Re: [PATCH] perf mem/c2c: Document that SPE is used for mem and c2c on Arm

From: Arnaldo Carvalho de Melo
Date: Tue Jan 24 2023 - 13:37:20 EST


Em Tue, Jan 24, 2023 at 02:59:29PM +0000, James Clark escreveu:
> Setup is non-trivial so also link to the full SPE docs.

Thanks, applied.

- Arnaldo


> Signed-off-by: James Clark <james.clark@xxxxxxx>
> ---
> tools/perf/Documentation/perf-c2c.txt | 8 ++++++--
> tools/perf/Documentation/perf-mem.txt | 7 ++++++-
> 2 files changed, 12 insertions(+), 3 deletions(-)
>
> diff --git a/tools/perf/Documentation/perf-c2c.txt b/tools/perf/Documentation/perf-c2c.txt
> index af5c3106f468..4e8c263e1721 100644
> --- a/tools/perf/Documentation/perf-c2c.txt
> +++ b/tools/perf/Documentation/perf-c2c.txt
> @@ -22,7 +22,11 @@ you to track down the cacheline contentions.
> On Intel, the tool is based on load latency and precise store facility events
> provided by Intel CPUs.
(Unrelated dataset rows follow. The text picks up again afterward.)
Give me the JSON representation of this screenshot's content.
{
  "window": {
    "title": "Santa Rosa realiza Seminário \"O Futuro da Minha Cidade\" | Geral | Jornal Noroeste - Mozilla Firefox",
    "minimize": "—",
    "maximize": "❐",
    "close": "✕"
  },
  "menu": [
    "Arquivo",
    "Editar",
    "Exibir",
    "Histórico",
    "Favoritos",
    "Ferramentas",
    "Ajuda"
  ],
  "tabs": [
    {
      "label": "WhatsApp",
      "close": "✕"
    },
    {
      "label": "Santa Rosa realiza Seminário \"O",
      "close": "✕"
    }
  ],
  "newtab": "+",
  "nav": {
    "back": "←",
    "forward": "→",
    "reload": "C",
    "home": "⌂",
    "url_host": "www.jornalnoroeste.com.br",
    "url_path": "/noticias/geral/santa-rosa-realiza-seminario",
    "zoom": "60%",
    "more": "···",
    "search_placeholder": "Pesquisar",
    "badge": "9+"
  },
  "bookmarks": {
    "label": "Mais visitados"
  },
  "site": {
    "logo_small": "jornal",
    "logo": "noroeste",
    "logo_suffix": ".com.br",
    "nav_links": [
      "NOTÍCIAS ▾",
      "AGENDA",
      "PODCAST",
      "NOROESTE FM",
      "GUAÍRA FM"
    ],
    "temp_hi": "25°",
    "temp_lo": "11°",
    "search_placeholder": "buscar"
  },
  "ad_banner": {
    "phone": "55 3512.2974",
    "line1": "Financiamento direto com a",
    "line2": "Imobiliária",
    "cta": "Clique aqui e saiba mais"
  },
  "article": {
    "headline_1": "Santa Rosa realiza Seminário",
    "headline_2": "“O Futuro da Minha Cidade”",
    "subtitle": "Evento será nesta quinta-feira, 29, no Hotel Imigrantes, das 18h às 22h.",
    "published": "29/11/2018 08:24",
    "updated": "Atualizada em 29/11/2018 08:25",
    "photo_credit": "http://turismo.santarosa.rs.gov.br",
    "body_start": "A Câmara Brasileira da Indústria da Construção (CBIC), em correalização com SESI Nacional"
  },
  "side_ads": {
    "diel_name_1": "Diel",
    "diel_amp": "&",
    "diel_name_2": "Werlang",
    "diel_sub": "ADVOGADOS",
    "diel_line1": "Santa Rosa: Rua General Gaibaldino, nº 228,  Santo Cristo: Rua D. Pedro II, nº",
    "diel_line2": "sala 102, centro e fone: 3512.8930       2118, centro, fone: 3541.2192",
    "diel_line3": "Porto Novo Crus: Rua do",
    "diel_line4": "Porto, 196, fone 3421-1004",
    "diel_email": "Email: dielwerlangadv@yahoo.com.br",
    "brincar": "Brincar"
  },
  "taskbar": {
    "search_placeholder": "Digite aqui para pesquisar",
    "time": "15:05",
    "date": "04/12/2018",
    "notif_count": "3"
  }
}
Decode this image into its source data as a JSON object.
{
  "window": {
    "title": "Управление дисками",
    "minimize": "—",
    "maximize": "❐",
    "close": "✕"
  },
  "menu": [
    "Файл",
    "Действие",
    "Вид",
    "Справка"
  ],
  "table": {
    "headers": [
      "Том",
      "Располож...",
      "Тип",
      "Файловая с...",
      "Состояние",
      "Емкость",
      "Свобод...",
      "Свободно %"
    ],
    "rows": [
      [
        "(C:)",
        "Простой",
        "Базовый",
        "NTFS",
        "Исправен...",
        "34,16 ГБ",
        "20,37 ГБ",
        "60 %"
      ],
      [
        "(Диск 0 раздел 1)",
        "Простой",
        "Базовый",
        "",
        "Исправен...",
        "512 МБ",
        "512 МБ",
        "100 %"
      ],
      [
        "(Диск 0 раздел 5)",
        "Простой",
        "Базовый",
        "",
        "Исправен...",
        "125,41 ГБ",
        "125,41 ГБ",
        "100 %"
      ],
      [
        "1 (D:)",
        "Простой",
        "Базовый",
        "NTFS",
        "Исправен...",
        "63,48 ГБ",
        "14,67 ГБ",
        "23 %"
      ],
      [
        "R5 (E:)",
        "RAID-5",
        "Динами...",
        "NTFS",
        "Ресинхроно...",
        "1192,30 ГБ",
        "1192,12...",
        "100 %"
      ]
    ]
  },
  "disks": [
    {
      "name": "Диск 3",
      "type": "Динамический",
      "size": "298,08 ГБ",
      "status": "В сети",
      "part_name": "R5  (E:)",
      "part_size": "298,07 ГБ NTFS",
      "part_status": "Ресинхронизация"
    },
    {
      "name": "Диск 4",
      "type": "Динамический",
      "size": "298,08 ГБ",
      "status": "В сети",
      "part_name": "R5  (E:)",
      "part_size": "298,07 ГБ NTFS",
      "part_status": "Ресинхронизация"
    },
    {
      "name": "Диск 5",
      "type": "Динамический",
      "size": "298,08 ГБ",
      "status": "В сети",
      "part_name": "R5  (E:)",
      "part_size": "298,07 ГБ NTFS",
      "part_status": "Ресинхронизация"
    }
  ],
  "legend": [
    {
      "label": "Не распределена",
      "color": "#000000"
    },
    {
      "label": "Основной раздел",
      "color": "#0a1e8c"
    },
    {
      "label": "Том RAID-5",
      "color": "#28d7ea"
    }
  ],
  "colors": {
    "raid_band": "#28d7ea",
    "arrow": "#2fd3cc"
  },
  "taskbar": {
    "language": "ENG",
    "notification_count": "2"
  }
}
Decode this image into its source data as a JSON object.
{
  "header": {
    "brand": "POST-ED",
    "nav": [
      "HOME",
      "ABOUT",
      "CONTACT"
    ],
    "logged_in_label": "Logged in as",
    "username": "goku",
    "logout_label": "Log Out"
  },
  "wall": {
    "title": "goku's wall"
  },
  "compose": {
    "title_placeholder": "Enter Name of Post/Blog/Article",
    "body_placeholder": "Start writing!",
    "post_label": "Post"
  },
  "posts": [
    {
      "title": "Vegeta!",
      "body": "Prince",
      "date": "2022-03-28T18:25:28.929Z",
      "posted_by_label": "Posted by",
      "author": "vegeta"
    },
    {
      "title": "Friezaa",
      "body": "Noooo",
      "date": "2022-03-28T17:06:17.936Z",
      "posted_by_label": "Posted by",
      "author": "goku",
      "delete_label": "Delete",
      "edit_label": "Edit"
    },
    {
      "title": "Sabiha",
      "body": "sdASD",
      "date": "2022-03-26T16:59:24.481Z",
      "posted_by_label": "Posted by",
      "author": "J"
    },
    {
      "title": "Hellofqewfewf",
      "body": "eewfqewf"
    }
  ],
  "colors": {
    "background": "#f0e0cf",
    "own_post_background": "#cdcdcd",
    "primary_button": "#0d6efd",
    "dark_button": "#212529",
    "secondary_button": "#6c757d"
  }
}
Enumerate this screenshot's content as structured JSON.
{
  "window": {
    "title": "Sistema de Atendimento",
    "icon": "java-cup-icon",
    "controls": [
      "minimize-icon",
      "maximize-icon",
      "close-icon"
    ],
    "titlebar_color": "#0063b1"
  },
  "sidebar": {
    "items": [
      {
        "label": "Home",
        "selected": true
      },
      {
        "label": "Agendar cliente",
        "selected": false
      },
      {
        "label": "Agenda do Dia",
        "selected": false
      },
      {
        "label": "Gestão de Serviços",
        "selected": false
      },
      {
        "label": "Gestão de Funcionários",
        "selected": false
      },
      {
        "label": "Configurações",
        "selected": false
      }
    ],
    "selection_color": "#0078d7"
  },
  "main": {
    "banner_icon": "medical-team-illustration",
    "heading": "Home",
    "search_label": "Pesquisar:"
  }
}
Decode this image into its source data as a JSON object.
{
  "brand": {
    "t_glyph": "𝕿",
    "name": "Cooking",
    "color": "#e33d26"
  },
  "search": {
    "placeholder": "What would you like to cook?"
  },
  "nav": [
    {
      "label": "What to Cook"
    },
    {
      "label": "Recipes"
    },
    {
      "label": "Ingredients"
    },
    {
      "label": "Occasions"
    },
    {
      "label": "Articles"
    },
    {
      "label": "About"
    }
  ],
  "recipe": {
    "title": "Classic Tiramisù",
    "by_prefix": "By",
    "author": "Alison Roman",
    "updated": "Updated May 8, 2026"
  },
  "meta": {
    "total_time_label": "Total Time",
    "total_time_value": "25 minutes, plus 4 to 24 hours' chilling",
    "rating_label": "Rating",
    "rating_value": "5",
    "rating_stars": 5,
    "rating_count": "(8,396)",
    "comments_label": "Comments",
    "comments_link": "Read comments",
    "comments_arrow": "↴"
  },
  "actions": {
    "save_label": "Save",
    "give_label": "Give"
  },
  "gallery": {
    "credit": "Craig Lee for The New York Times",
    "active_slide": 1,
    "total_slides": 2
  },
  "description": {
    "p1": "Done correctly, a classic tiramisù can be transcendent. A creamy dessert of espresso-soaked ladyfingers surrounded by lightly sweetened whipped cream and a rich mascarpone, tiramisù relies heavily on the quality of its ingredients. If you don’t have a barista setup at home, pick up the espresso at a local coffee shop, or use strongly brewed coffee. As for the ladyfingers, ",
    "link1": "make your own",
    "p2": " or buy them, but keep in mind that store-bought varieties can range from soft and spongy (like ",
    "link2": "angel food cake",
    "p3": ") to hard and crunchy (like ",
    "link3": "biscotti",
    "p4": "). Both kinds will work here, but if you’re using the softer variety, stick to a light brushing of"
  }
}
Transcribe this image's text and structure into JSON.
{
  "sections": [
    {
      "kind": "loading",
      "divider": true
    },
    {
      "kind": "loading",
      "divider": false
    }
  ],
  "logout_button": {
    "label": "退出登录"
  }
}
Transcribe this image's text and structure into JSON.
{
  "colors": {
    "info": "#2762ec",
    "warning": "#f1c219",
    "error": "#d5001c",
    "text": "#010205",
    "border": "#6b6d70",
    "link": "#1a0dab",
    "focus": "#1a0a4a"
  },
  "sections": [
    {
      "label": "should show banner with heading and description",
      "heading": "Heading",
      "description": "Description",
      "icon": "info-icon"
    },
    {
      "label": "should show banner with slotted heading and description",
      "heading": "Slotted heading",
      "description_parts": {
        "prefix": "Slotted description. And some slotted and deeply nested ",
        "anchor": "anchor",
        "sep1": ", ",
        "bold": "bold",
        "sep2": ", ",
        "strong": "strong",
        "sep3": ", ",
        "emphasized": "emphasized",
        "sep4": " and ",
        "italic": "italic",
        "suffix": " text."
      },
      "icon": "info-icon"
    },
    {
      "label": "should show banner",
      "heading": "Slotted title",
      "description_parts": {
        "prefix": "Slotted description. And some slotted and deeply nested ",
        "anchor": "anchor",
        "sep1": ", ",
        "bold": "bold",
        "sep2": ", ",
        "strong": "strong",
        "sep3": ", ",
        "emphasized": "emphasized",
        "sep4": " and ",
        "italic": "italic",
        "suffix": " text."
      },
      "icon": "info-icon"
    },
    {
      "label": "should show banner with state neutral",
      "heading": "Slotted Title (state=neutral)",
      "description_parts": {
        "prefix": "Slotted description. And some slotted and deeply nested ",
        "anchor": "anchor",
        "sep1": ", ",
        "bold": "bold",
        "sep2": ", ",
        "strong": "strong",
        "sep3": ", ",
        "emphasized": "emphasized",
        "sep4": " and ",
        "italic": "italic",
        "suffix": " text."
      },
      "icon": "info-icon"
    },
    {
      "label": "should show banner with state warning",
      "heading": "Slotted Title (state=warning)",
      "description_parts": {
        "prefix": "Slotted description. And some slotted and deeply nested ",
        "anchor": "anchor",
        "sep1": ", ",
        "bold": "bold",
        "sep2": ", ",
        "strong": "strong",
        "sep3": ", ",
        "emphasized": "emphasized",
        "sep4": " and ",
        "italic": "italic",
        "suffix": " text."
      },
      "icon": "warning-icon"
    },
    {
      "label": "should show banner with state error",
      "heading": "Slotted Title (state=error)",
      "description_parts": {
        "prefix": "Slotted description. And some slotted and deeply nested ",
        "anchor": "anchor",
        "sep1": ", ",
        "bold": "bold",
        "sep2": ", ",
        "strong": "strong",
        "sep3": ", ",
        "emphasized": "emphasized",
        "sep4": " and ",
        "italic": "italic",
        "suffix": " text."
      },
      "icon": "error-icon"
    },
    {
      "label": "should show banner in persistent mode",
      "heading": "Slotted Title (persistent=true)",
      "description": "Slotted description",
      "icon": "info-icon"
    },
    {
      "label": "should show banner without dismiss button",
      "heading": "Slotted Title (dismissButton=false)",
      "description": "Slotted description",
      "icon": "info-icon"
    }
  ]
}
On PowerPC, the tool uses random instruction sampling
> with thresholding feature. On AMD, the tool uses IBS op pmu (due to hardware
> -limitations, perf c2c is not supported on Zen3 cpus).
> +limitations, perf c2c is not supported on Zen3 cpus). On Arm64 it uses SPE to
> +sample load and store operations, therefore hardware and kernel support is
> +required. See linkperf:perf-arm-spe[1] for a setup guide. Due to the
> +statistical nature of Arm SPE sampling, not every memory operation will be
> +sampled.
>
> These events provide:
> - memory address of the access
> @@ -333,4 +337,4 @@ Check Joe's blog on c2c tool for detailed use case explanation:
>
> SEE ALSO
> --------
> -linkperf:perf-record[1], linkperf:perf-mem[1]
> +linkperf:perf-record[1], linkperf:perf-mem[1], linkperf:perf-arm-spe[1]
> diff --git a/tools/perf/Documentation/perf-mem.txt b/tools/perf/Documentation/perf-mem.txt
> index 005c95580b1e..19862572e3f2 100644
> --- a/tools/perf/Documentation/perf-mem.txt
> +++ b/tools/perf/Documentation/perf-mem.txt
> @@ -23,6 +23,11 @@ Note that on Intel systems the memory latency reported is the use-latency,
> not the pure load (or store latency). Use latency includes any pipeline
> queueing delays in addition to the memory subsystem latency.
>
> +On Arm64 this uses SPE to sample load and store operations, therefore hardware
> +and kernel support is required. See linkperf:perf-arm-spe[1] for a setup guide.
> +Due to the statistical nature of SPE sampling, not every memory operation will
> +be sampled.
> +
> OPTIONS
> -------
> <command>...::
> @@ -93,4 +98,4 @@ all perf record options.
>
> SEE ALSO
> --------
> -linkperf:perf-record[1], linkperf:perf-report[1]
> +linkperf:perf-record[1], linkperf:perf-report[1], linkperf:perf-arm-spe[1]
>
> base-commit: 5670ebf54bd26482f57a094c53bdc562c106e0a9
> --
> 2.39.1
>

--

- Arnaldo